Singles awareness day (valentine’s day) has been and gone again, so I thought I’d
write about stammering and relationships. Specifically, dating. That awkward bit at the start of a relationship where you’re getting to know each other.
In my intro piece to this site, I mentioned that I’m close to being fluent, but I still always mention it fairly early on. I feel like it’s only fair that they know and understand that stuttering is something I deal with on a day to day basis.
Side note: One of my favourite common enough lines in girls, tinder profiles is “must be fluent in sarcasm” and I get to reply, “I’m not even fluent in English”.
Due to my level of fluency, I don’t think it’s ever been an issue, and I think it’s me projecting my own issues with stammering on to them but that’s for another post…. What I actually want to talk about is the most frequent comment I get on a first date after I stammer for the first time, it’s always the same…
“it’s alright, I think it’s cute”
Cute? CUTE? I’ve had a dark moment in my life due to my stuttering, its causes me daily anxiety when I speak up, it has caused so much trouble and you think it’s CUTE?
But these people haven’t had the same experiences that we have. They don’t think about what we went through in school, how we weigh up if our point is worth contributing based on if I think I’m going to stutter. That look of encouragement and pity all mixed into one that everyone gives us while we’ve been halfway through a word for too long. The one you’re giving me right now over an overpriced cocktail.
Other than for incredibly empathetic people, it must have been hard to imagine everything we’ve gone through. It’s only through honesty, communication and time that we can show partners everything else around stuttering and what it means to us.

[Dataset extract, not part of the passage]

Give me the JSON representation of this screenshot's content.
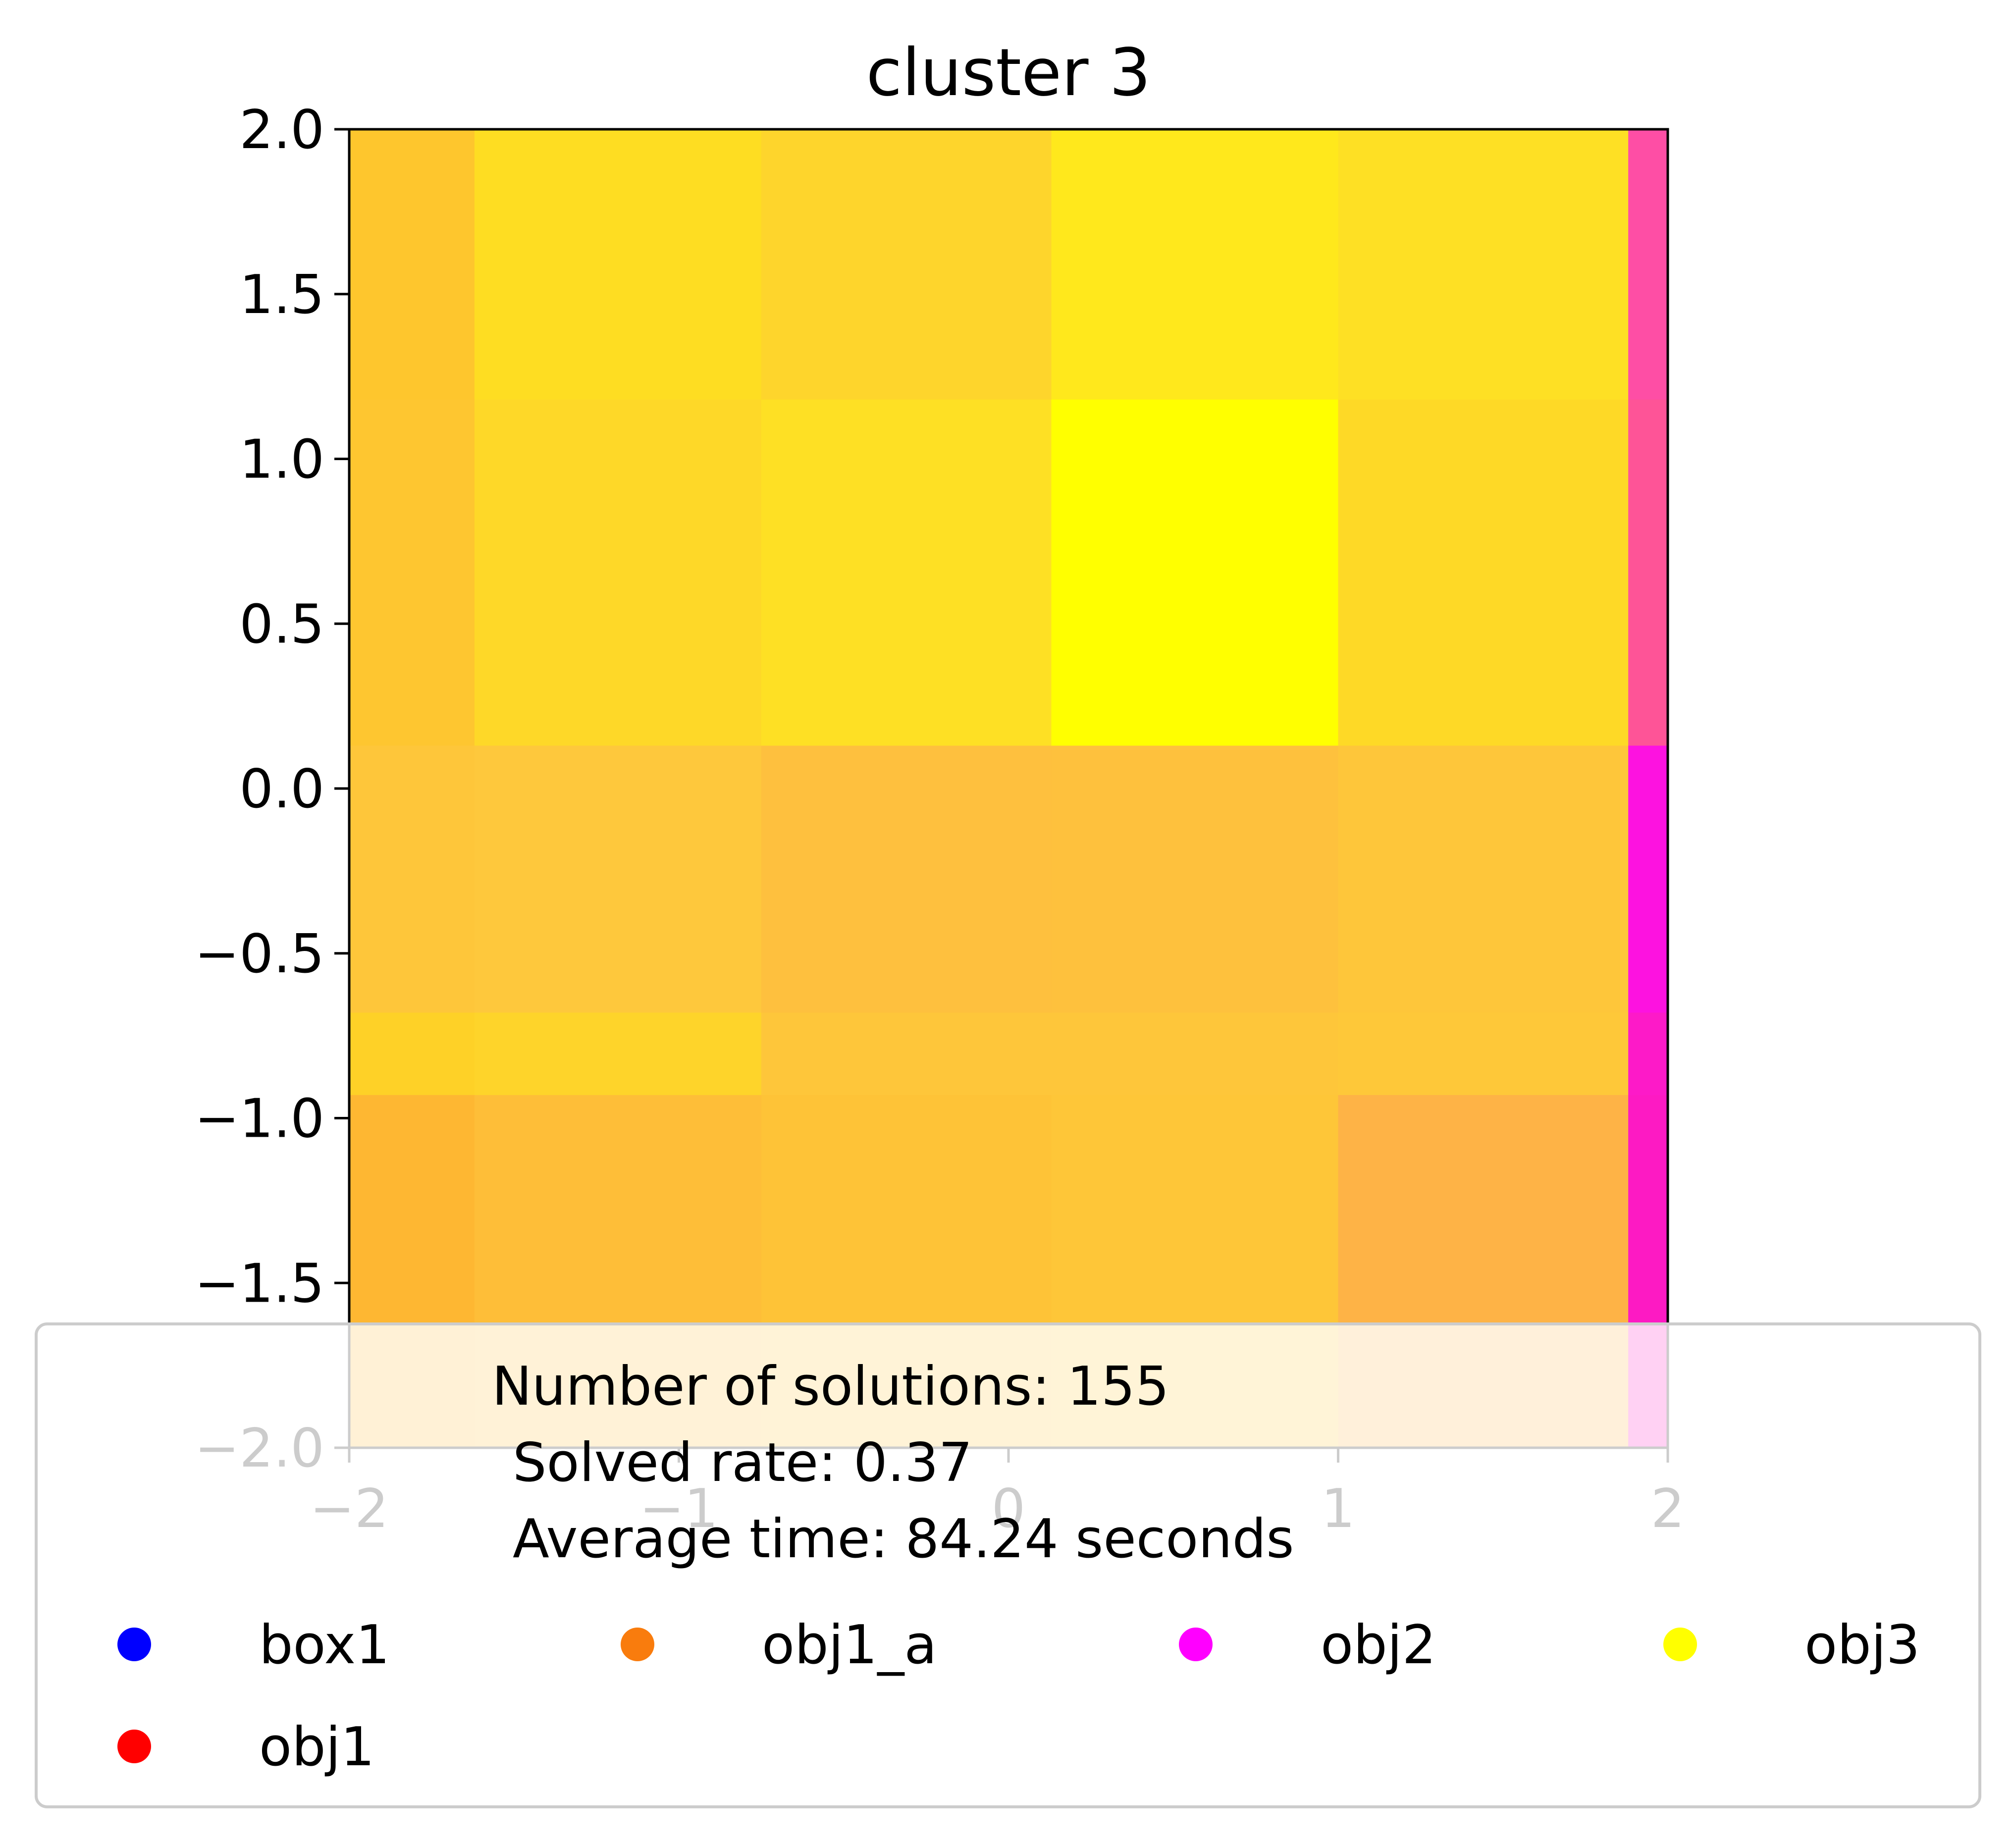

But what are they thinking? How is it perceived? If you watch the TV show First Dates, you may have seen Paul who has a stammer. He had 2 first dates on the show and one of them, Kathryn, put an outside perspective fairly eloquently, “it’s like having an accent”
It’s something that hadn’t occurred to me until I read it. Stuttering, to me, is so much more than not being able to get words out. It’s anxiety, second-guessing myself and on some days, it’s debilitating. And it’s something that we’re just expected to be able to get on with and be okay with. Which I’m just getting to that point, after years of practice and self-care.
But that is my perspective, and occasionally I forget to look broader, at outside perspectives that would help me keep me grounded.